Bei beiden Geschlechtern jedoch, bleibt selbst im besten Falle, eine gewisse Blasirtheit zurück, in der Zeit der eigentlichen Jugendfülle und Jugendkraft, wo der Verkehr der beiden Geschlechter, wo Tanz, Sang und Spiel, durch physischen und geistigen Schwung gleichmäßig belebt werden, da ist man ihrer bereits überdrüssig.

Junge Männer über zwanzig Jahre tanzen kaum mehr, und wenn man ein ebenso altes Mädchen fragt, ob sie einen Ball besuchen wird, so antwortet sie achselzuckend; sie tanze nicht gerne mit Knaben! –

Nun gibt es allerdings viele Eltern, die über diesen Mißbrauch vernünftigere Ansichten gewonnen haben, namentlich hinsichtlich ihrer Töchter, warum sie mit den[68] Söhnen anders verfahren, wird dahin motivirt, daß die jungen Leute einige Tournure im Umgang mit jungen Mädchen erlernen müßten. Dies würden sie aber ganz ebenso und noch besser lernen, wenn die Eltern in befreundetem Kreise öfter mit ihren jungen Leuten zusammenkämen, und sie in harmlos einfacher Weise unter ihren Augen verkehren ließen; es würde kaum mehr kosten, als die Tanzstunde, die Bouquets und was noch Alles daran hängt.

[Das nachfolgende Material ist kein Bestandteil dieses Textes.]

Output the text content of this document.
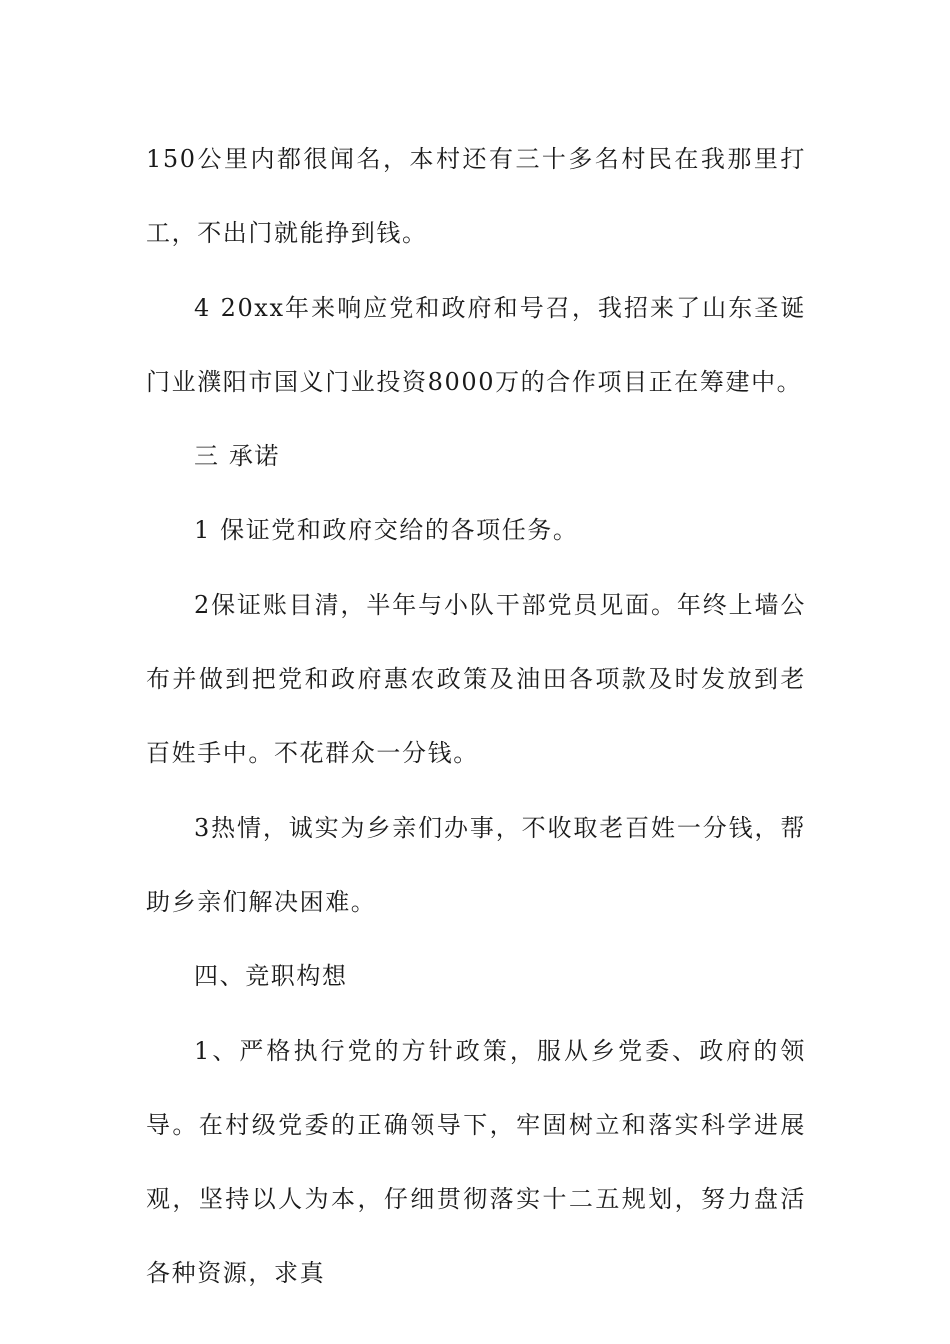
150公里内都很闻名，本村还有三十多名村民在我那里打工，不出门就能挣到钱。

4 20xx年来响应党和政府和号召，我招来了山东圣诞门业濮阳市国义门业投资8000万的合作项目正在筹建中。

三 承诺

1 保证党和政府交给的各项任务。

2保证账目清，半年与小队干部党员见面。年终上墙公布并做到把党和政府惠农政策及油田各项款及时发放到老百姓手中。不花群众一分钱。

3热情，诚实为乡亲们办事，不收取老百姓一分钱，帮助乡亲们解决困难。

四、竞职构想

1、严格执行党的方针政策，服从乡党委、政府的领导。在村级党委的正确领导下，牢固树立和落实科学进展观，坚持以人为本，仔细贯彻落实十二五规划，努力盘活各种资源，求真
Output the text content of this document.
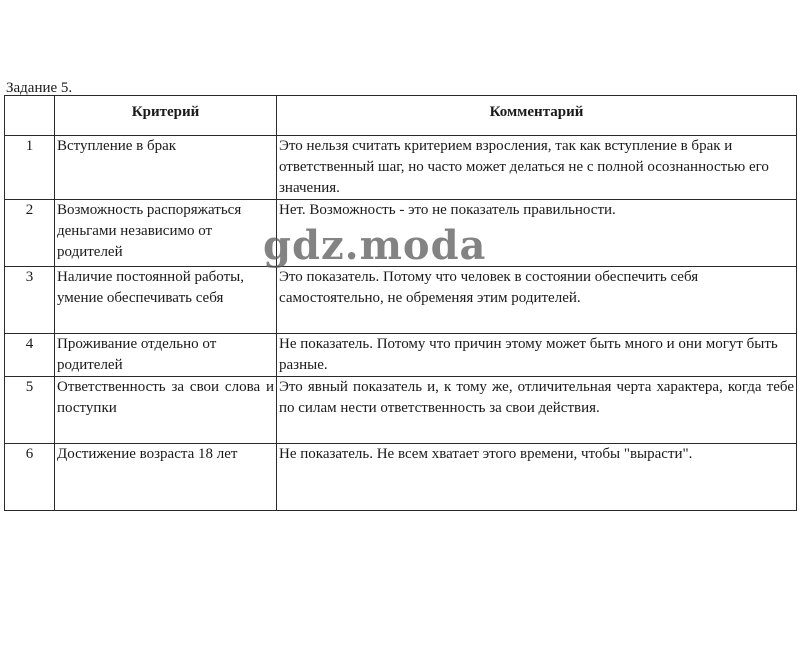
Задание 5.
	Критерий	Комментарий
1	Вступление в брак	Это нельзя считать критерием взросления, так как вступление в брак и ответственный шаг, но часто может делаться не с полной осознанностью его значения.
2	Возможность распоряжаться деньгами независимо от родителей	Нет. Возможность - это не показатель правильности.
3	Наличие постоянной работы, умение обеспечивать себя	Это показатель. Потому что человек в состоянии обеспечить себя самостоятельно, не обременяя этим родителей.
4	Проживание отдельно от родителей	Не показатель. Потому что причин этому может быть много и они могут быть разные.
5	Ответственность за свои слова и поступки	Это явный показатель и, к тому же, отличительная черта характера, когда тебе по силам нести ответственность за свои действия.
6	Достижение возраста 18 лет	Не показатель. Не всем хватает этого времени, чтобы "вырасти".
gdz.moda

Leider sehen wir die Vorsicht vernünftiger Eltern oft beeinträchtigt durch das Beispiel der Anderen; ein einziges Tanzstundmädchen bringt den ganzen Kreis ihrer Freundinnen in Aufregung, wenn dieselben die Tanzstunden auch nicht besuchen. Hoffen wir recht sehr, daß eine durchgehends ernstere Mädchenerziehung, eine Erziehung, die nicht einzig und allein die Ehe zum Zielpunkt hat, denn damit hängen doch alle diese Mißbräuche zusammen, auch darin auf bessere Wege leitet. – Doch sind wir weit davon entfernt, damit auch zugleich den Unterricht im Tanzen verwerfen zu wollen, man soll ihm nur die richtige Zeit anweisen. Alle physischen Kräfte müssen möglichst frühe entwickelt werden, damit dadurch später die geistige Entwickelung nicht gehemmt wird. Wie die weiche Hand des Kindes die technischen Schwierigkeiten in der Musik schnell überwindet, so schmiegt sich die Elasticität des kindlichen Körpers am leichtesten in die rythmischen Bewegungen des Tanzes, und wird ihm die Anmuth, welche dadurch erzeugt werden soll, natürlich. Außerdem wird mit 10 – 11 Jahren das Vergnügen mit der ganzen Harmlosigkeit betrieben, die es verdient und kann man ohne Gefahr auch einmal hie und da Mädchen und Knaben sich zusammen herumschwenken lassen, vorausgesetzt, daß man[69] beide Theile nicht wie zwergartige Ballpuppen herausstaffirt. In zwei Wintern, zu welcher Jahreszeit ohnehin weniger geturnt wird, können sie in solcher Weise genug tanzen lernen, um für ihr ganzes Leben damit auszureichen. – So viel bleibt gewiß, ein durchgebildetes, achtzehnjähriges Mädchen tritt ganz anders in die Welt, als jene hinaufgeschraubten jungen Damen, die eigentlich noch in die Kinderstube gehören. In diesem Alter ist der ganze Stolz der Frau in ihm erwacht, der bei dem halben Kinde noch fast im Schlummer liegt, und dieser Stolz muß in der weiblichen Natur mit allen Mitteln gehegt und gepflegt werden, denn er ist ihr bestes Erbtheil, und er allein verleiht das Bewußtsein weiblicher Würde und Kraft. Dieser Stolz ist der Frau das Bollwerk ihrer Schwäche und oft zu weichen Hinneigung, und jede Schmeichelei, jede Lockung der Eitelkeit prallt von der Seele ab, die ihn ganz besitzt. Mais c'est la flatterie qui courbe si bas ces têtes ardentes et légères, sagt G. Sand mit nur zu großer Berechtigung. Darum sollen wir diese Schmeichelei von den Ohren unserer Mädchen fern halten, bis sie stark genug sind, sie zu verstehen.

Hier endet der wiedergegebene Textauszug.